Ms Palaszczuk says if she’s re-elected she’ll build a second Bruce Highway parallel to the coastal road between Charters Towers and Mungindi.
“A second Bruce Highway would take trucks off the existing Bruce, making it safer for communities from Gympie to Townsville,” she wrote on her Facebook page on Wednesday morning.
“Activating an inland freight route will also reduce travel times, support jobs and increase economic activity.”
Her promise rivals an earlier pledge by the LNP to widen the existing Bruce Highway from two to four lanes for 1450km from Curra to Cairns.
Ms Frecklington’s plan would cost $33 billion over 15 years, with the state chipping in $440 million annually and the federal government expected to cover the rest.
The pair are unlikely to have an awkward rendezvous in the Townsville on Wednesday.
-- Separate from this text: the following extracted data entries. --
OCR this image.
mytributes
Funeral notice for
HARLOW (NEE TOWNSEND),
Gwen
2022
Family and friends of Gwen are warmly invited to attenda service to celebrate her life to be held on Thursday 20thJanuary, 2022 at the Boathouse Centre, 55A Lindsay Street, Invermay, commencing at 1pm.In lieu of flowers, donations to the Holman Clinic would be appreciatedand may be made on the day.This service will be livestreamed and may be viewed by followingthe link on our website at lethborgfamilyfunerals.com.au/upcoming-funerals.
Ms Frecklington is preparing to make her big pledge on law and order in the garrison city, where she says crime is out of control.
It’s expected that the LNP leader will make a major funding promise at a police academy.
Ms Frecklington will then fly north to Cairns to make a second announcement in the afternoon.
Townsville is a key electoral battleground for both major parties with Katter’s Australian Party and One Nation also campaigning heavily.
The city’s three electorates – Townsville, Mundingburra and Thuringowa – are held by Labor MPs with the former two on margins of less than 1.1 per cent.
Ms Palaszczuk received another boost on the eve of her visit with the latest Essential Poll showing she enjoys a 62 per cent approval rating.
She is the third-most-popular premier in the country after Western Australia’s Mark McGowan and NSW’s Gladys Berejiklian, according to the survey.
Ms Palaszczuk will also announce a $500,000 feasibility study for the North Queensland Cowboys’ former stadium to be used by emergency services.
The Electoral Commission of Queensland said on Tuesday 228,000 ballots had been cast in pre-poll voting across the state.
More than 820,000 people have applied to vote by post.